ÜRETENLER BEDEL ÖDÜYOR!. NEDEN?.

Tarihin derinliklerine fazla dalmadan, bugün ülke gündemini Korona Virüsten sonra meşgul eden sayın Selçuk Bayraktar’a olan saldırının geçmiş tarihlerine bakmak istedik.

Baykar Teknik Müdürü ve T3 Vakfı Mütevelli Heyeti Başkanı sayın Selçuk Bayraktar İHA’ları, SİHA’ları ve şimdi Akıncı TİHA  üretimine başlarken neden saldırıya uğruyor, iftiralara muhatap oluyor?.

İsterseniz Cumhuriyetin kurulmasından sonraki Sanayi ve Teknoloji yatırımı yapan özel müteşebbis iş adamlarından 3 kişinin neler yaptığına bakalım, sonra sayın Selçuk bayraktar’a neden saldırıyorlar ona da kısa bir göz atalım.

Yıl 1925 de başlayan Hava hakimiyetindeki ilk çalışmalar rahmetli Vecihi Hürkuş ile başlıyor.

Vecihi Hürkuş, Türk havacılık tarihinin en önemli isimlerinden biridir, Türkiye’nin ilk uçak tasarımcısı ve üreticisidir, Türkiye’nin ilk yerli uçağını üretmiştir.

Vecihi Hürkuş, 6 Ocak 1896’da İstanbul doğdu, 16 Temmuz 1969’da ise hayatını kaybetmiştir. I. Dünya Savaşı’na katıldı. Yaralanınca İstanbul’a dönerek Yeşilköy’deki Tayyare Mektebi’ne girerek pilot olarak mezun oldu. Birinci Dünya Savaşı sırasında pilot brövesi alarak 7. Tayyare Bölüğü’nde Ruslara karşı harekata katılan Vecihi Bey, başarılı keşif ve bombardıman uçuşları yapmış ve bu arada girdiği bir hava muharebesinde bir Rus uçağını indirmiştir.

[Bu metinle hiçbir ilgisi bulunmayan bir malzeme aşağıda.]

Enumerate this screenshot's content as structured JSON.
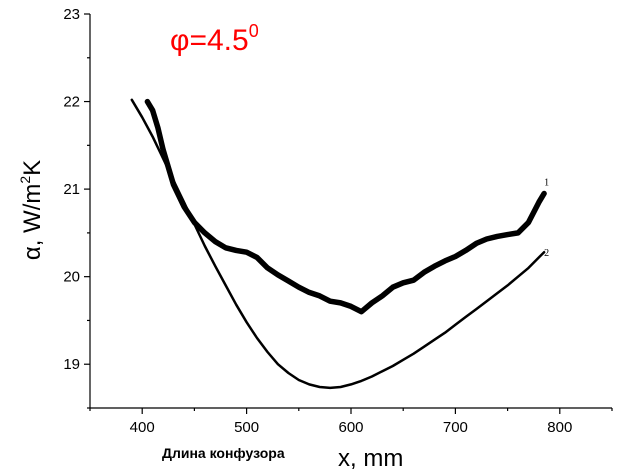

Savaştan sonra İzmir’de yeni tayyarecileri eğitmeye başlar. Edirne’ye yanlışlıkla inen bir yolcu uçağını almakla görevlendirilir. Hizmeti karşılığı uçağa “VECİHİ” adı verilince, uçak inşa etmek düşünceleri canlanır. İzmir Seydiköy Hava Mektebi’nde -bugünkü Gaziemir Hava Teknik Okullar Komutanlığı- uçak yapımı projesine devam eder. 1923’te ganimet olarak Yunanlardan ele geçen motorlardan yararlanarak ilk Türk uçağını imal eder. 28 Ocak 1925’de “VECİHİ K-VI”adını verdiği uçağını uçurur ancak ödül yerine onu ceza beklemektedir. Vecihi Hürkuş’un ödül beklerken ceza almasının nedeni, havacılıktan anlayan kimsenin bulunmamasıydı. İzin verecek merci olmadığı için, izinsiz havalanmış, bu yüzden de cezalandırılmıştır.

1930’da Kadıköy’de bir keresteci dükkânını kiralayarak, 3 ay içinde ilk Türk sivil uçağını, aslında ikinci uçağı VECİHİ XIV’ü inşa etti. İlk uçuşunu 27 Eylül 1930’da Kadıköy Fikirtepe’de büyük bir kalabalık ve basın topluluğu karşısında yapmıştır. Bu uçuştan sonra VECİHİ XIV ile önce Yeşilköy’e, sonra Ankara’ya uçmuştur. Uçabilirlik Sertifikası için İktisat Bakanlığına başvurmuş, 14 Ekim 1930’da “Tayyarenin teknik vasıflarını tespit edecek kimse bulunmadığından gereken vesika verilmemiştir” cevabını almış.

Hürkuş, bunun üzerine bakanlık nezdinde yapılan girişimler sonucu uçağa istenen belgenin alınması amacıyla uçağı sökerek demiryollarından kiraladığı vagonla Çekoslovakya’ya gönderilmesi için müsaade almıştır. Hürkuş, 6 Aralık 1930’da Prag’a geldiğinde henüz tayyare gelmemişti. Tayyareye ait statik raporu gibi resmi evrak önce Çek diline çevrilmiş, uçak gelince tekrar monte edilerek uçağın malzemeleri ve her türlü teknik kontrolü yapıldıktan sonra uçuşu istenmiş. Her türlü uçuş şekilleri ile uçuşun kontrolü tamamlanmıştır.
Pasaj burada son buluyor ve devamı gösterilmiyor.